Somos um País de recursos naturais incontáveis (e não devemos encarar esse fato como uma obviedade), de uma população otimista e trabalhadora e com uma vocação incontestável para a inventividade e o ato de empreender.

Diferentemente do que se possa imaginar, o Brasil já é um dos líderes mundiais em iniciativas empresariais de todos os tamanhos e gêneros de negócio, em comparação ao chamado mercado formal do emprego. Isso não significa que a geração de novos empregos formais não seja uma prioridade. Significa que somos capazes de encontrar novas soluções para o seu desenvolvimento e para a abertura de oportunidades para seus cidadãos.

Soluções que, também em desafio ao imaginário coletivo, não se encerram apenas nas questões da geração de empregos ou do empreendedorismo, embora elas estejam no topo de nossas preocupações.

Hoje, o Brasil é um dos países que adotaram o desenvolvimento sustentável como o princípio que deve nortear toda forma de atuação empresarial, particularmente no universo das médias e grandes empresas, cujo impacto transcende a questão do emprego isoladamente e alcança, também, a combinação do sucesso econômico à responsabilidade social e ambiental.

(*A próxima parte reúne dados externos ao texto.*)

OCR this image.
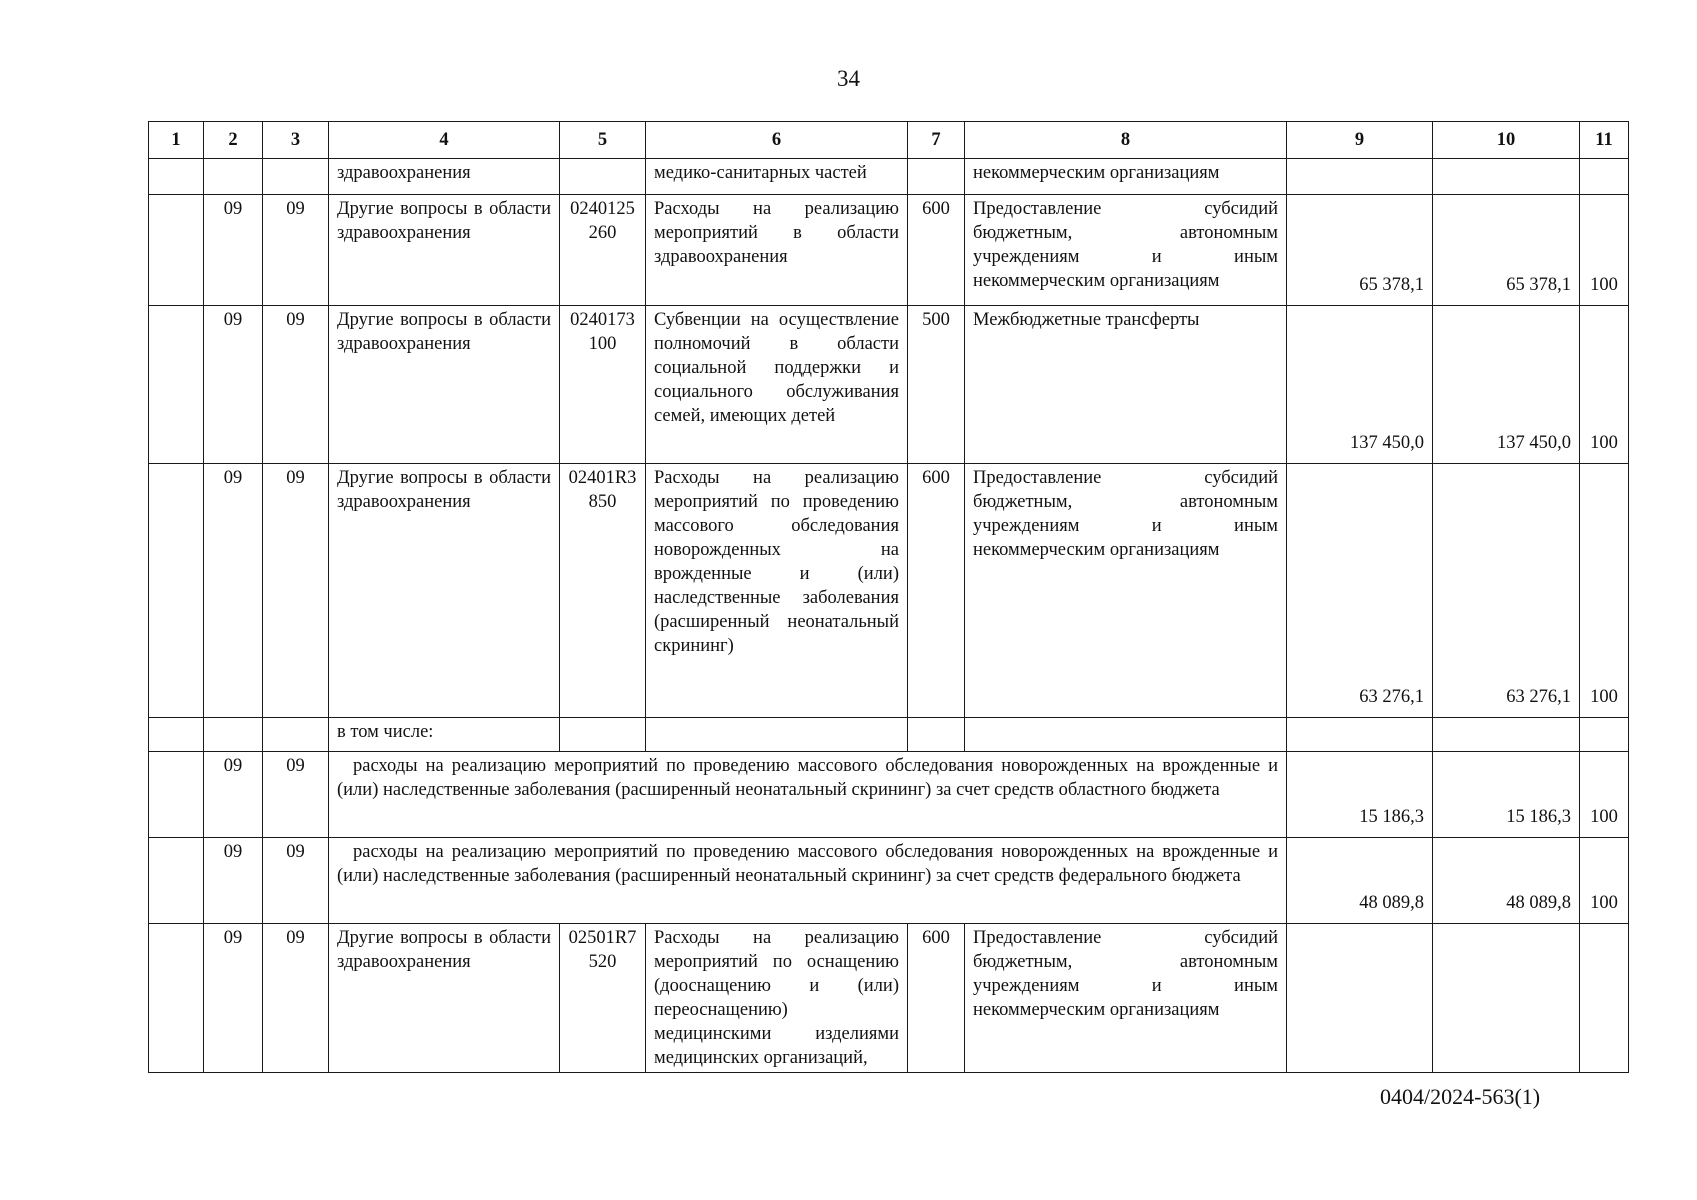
34
1	2	3	4	5	6	7	8	9	10	11
			здравоохранения		медико-санитарных частей		некоммерческим организациям			
	09	09	Другие вопросы в области здравоохранения	0240125260	Расходы на реализацию мероприятий в области здравоохранения	600	Предоставление субсидий бюджетным, автономным учреждениям и иным некоммерческим организациям	65 378,1	65 378,1	100
	09	09	Другие вопросы в области здравоохранения	0240173100	Субвенции на осуществление полномочий в области социальной поддержки и социального обслуживания семей, имеющих детей	500	Межбюджетные трансферты	137 450,0	137 450,0	100
	09	09	Другие вопросы в области здравоохранения	02401R3850	Расходы на реализацию мероприятий по проведению массового обследования новорожденных на врожденные и (или) наследственные заболевания (расширенный неонатальный скрининг)	600	Предоставление субсидий бюджетным, автономным учреждениям и иным некоммерческим организациям	63 276,1	63 276,1	100
			в том числе:							
	09	09	расходы на реализацию мероприятий по проведению массового обследования новорожденных на врожденные и (или) наследственные заболевания (расширенный неонатальный скрининг) за счет средств областного бюджета					15 186,3	15 186,3	100
	09	09	расходы на реализацию мероприятий по проведению массового обследования новорожденных на врожденные и (или) наследственные заболевания (расширенный неонатальный скрининг) за счет средств федерального бюджета					48 089,8	48 089,8	100
	09	09	Другие вопросы в области здравоохранения	02501R7520	Расходы на реализацию мероприятий по оснащению (дооснащению и (или) переоснащению) медицинскими изделиями медицинских организаций,	600	Предоставление субсидий бюджетным, автономным учреждениям и иным некоммерческим организациям			
0404/2024-563(1)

Afinal, não se deve pensar apenas o País de agora, mas sim aquele que será legado às futuras gerações. Recorrendo novamente à simbologia do futebol, é preciso criar as condições para o aparecimento dos craques de amanhã, os cidadãos que sentirão orgulho a cada campeonato mundial, mas principalmente poderão se orgulhar do País que ajudaram a construir. E é isso, exatamente, o que nós, empresários brasileiros, professamos e acreditamos. Esse é precisamente o caso do setor brasileiro de celulose e papel. Um setor que é líder mundial em manejo florestal, em função das pesquisas de ponta que desenvolve no plantio do eucalipto e do pinus, as matérias-primas da celulose. Um setor que, ao utilizar somente florestas plantadas, contribui decisivamente para a preservação das florestas nativas (nada mais enganoso do que imaginar que reservas como a Amazônia ou a Mata Atlântica sejam ameaçadas por empresas que, como dito, se utilizam apenas de florestas plantadas).

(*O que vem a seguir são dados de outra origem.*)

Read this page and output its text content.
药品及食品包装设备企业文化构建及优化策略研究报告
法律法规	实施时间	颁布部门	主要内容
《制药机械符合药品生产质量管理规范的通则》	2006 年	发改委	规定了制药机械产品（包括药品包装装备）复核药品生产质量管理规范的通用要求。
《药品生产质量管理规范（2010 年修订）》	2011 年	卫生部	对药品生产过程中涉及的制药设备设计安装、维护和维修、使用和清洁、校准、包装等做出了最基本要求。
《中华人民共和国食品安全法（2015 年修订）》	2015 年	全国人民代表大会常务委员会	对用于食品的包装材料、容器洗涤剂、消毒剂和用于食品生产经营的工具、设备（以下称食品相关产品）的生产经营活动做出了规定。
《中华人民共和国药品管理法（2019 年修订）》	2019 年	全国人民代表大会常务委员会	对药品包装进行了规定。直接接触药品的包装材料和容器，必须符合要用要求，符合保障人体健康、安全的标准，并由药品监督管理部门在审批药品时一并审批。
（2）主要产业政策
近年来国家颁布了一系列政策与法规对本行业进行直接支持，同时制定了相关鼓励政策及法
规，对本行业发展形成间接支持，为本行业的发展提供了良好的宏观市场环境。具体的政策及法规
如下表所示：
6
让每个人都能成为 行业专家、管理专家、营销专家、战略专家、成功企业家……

Um setor que está maciçamente presente em regiões remotas e carentes de progresso no País e que, portanto, promove o desenvolvimento regional. Um setor que não só gera empregos formais nessas regiões, mas estimula o fomento florestal, ao oferecer condições de plantio para os pequenos proprietários de terra e garante a compra da madeira resultante, zelando para que tais parceiros adotem práticas corretas de preservação ambiental. Um setor que ocupa hoje posição de destaque no mercado internacional, por meio da exportação de celulose para a Europa e os EUA em especial, mercados que somente adquirem celulose de empresas integralmente comprometidas com a responsabilidade social e ambiental. Um setor que, conseqüentemente, apresenta altos níveis de competitividade e retorna ao País divisas relevantes. Um setor que, ao final, está presente no dia-a-dia de todos os brasileiros, na forma dos papéis de imprimir e escrever, das embalagens, dos papéis sanitários, entre outros.

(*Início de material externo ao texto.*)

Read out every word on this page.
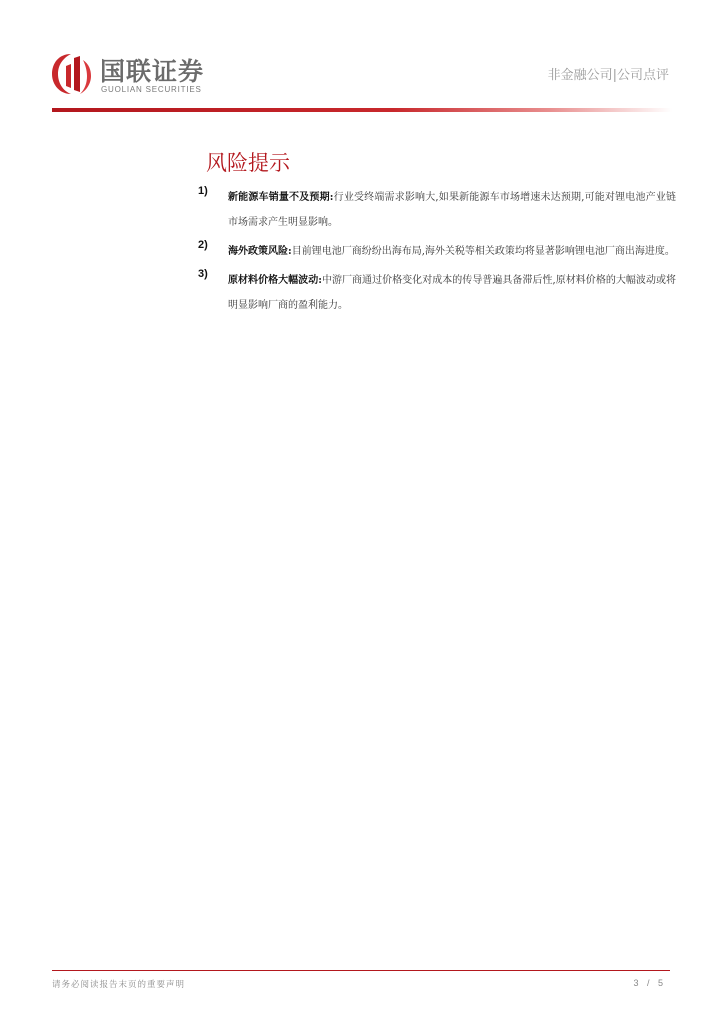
国联证券
GUOLIAN SECURITIES
非金融公司|公司点评
风险提示
1)

新能源车销量不及预期:行业受终端需求影响大,如果新能源车市场增速未达预期,可能对锂电池产业链市场需求产生明显影响。

2)

海外政策风险:目前锂电池厂商纷纷出海布局,海外关税等相关政策均将显著影响锂电池厂商出海进度。

3)

原材料价格大幅波动:中游厂商通过价格变化对成本的传导普遍具备滞后性,原材料价格的大幅波动或将明显影响厂商的盈利能力。

请务必阅读报告末页的重要声明	3 / 5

Um setor que está comprometido com a legalidade, a ética e a transparência ao propor soluções inovadoras e sempre de caráter conciliatório no tratamento da terra e no convívio com a sociedade. Um setor cujos números de pesquisa, investimento, empregos, ações sociais e ambientais impressionam no âmbito da economia brasileira. Mas, acima de tudo, um setor que acredita no sucesso do Brasil e dos brasileiros, muito além do futebol.

Porque o jogo nos alegra, porém é o trabalho que nos afirma perante nós mesmos e perante o mundo.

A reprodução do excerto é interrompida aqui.